Firma, która zaprojektowała nowy stadion Górnika Zabrze ogłosiła, że obiekt utracił jej gwarancję i rękojmię. – To całkowicie nieuprawnione i niezgodne z prawem – odpowiadają w Zabrzu.
Serwis slask.sport.pl poruszył sprawę sporu pomiędzy inwestorem, a projektantami obiektu. „Ze względu na działania Inwestora polegające na celowym utrudnianiu nam nadzoru nad realizowaną inwestycją, wprowadzaniu do projektu nieautoryzowanych zmian realizacji inwestycji niezgodnie z zaleceniami dokumentacji projektowej, po konsultacji z kancelarią prawną, poinformowaliśmy Gminę Miejską w Zabrzu o utracie związanej z projektem gwarancji i rękojmi. Tym samym całkowita odpowiedzialność za realizowaną inwestycję, łącznie z odpowiedzialnością za dokumentację projektową, przechodzi na Stadion w Zabrzu sp. z o.o.” – głosi komunikat firmy GMT z Mysłowic.
Dębicki w rozmowie z serwisem slask.sport.pl zdecydowanie odrzuca te argumenty. – Pismo złożone przez GMT jest całkowicie nieuprawnione i niezgodne z prawem. Mamy już w tej sprawie opinię prawną. Jeśli chodzi o nadzór autorski, to było dokładnie na odwrót niż przedstawia to firma. I mamy na to dokumenty!
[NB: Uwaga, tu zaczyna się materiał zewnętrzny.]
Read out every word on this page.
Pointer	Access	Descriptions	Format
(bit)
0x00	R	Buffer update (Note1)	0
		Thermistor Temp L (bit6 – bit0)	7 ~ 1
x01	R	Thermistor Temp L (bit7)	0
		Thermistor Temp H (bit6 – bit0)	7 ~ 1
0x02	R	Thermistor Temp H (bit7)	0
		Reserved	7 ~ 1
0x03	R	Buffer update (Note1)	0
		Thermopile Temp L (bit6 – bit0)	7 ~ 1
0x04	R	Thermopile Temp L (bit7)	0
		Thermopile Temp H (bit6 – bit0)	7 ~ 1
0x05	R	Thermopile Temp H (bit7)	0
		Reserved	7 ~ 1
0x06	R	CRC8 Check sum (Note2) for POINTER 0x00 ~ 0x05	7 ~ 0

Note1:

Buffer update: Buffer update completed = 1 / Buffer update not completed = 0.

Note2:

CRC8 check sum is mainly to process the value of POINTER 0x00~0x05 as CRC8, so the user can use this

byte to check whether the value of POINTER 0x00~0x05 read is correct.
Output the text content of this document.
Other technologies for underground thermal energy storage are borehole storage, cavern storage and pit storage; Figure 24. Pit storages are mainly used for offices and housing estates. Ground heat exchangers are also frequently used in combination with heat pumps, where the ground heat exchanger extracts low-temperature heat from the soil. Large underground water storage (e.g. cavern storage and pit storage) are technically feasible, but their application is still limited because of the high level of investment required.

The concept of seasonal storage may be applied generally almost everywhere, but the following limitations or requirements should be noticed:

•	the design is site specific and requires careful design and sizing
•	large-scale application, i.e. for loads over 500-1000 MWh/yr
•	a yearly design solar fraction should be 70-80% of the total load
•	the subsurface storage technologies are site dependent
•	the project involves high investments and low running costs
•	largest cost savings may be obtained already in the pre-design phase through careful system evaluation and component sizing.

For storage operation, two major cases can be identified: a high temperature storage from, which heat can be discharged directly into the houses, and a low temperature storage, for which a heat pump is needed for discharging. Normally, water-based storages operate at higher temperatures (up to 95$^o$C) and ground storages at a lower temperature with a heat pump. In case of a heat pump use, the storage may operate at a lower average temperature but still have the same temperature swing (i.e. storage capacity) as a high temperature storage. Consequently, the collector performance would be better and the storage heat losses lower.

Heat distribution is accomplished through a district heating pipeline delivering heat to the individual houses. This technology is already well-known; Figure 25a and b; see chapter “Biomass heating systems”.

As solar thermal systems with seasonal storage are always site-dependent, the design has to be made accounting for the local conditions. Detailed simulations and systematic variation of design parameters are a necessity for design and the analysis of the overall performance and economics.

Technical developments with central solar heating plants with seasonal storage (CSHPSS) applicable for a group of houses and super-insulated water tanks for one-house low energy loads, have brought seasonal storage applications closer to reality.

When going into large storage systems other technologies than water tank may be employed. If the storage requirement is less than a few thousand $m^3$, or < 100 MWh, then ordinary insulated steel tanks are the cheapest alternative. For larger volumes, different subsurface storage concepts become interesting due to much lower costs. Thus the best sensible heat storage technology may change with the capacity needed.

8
Zmiany w projekcie, przy tak dużej inwestycji, to norma. Zwracam uwagę, że w chwili odbioru projektu, prawa do niego przeszły na miasto. Jest jeszcze kwestia praw autorskich osobistych. Główny projektant stadionu Marek Szcześniak osobiście dokonał jednak zgody na zmianę koloru elewacji. Uznaliśmy, że czarna będzie lepsza od srebrnej, a jej podświetlenie może być dzięki temu nawet ułatwione.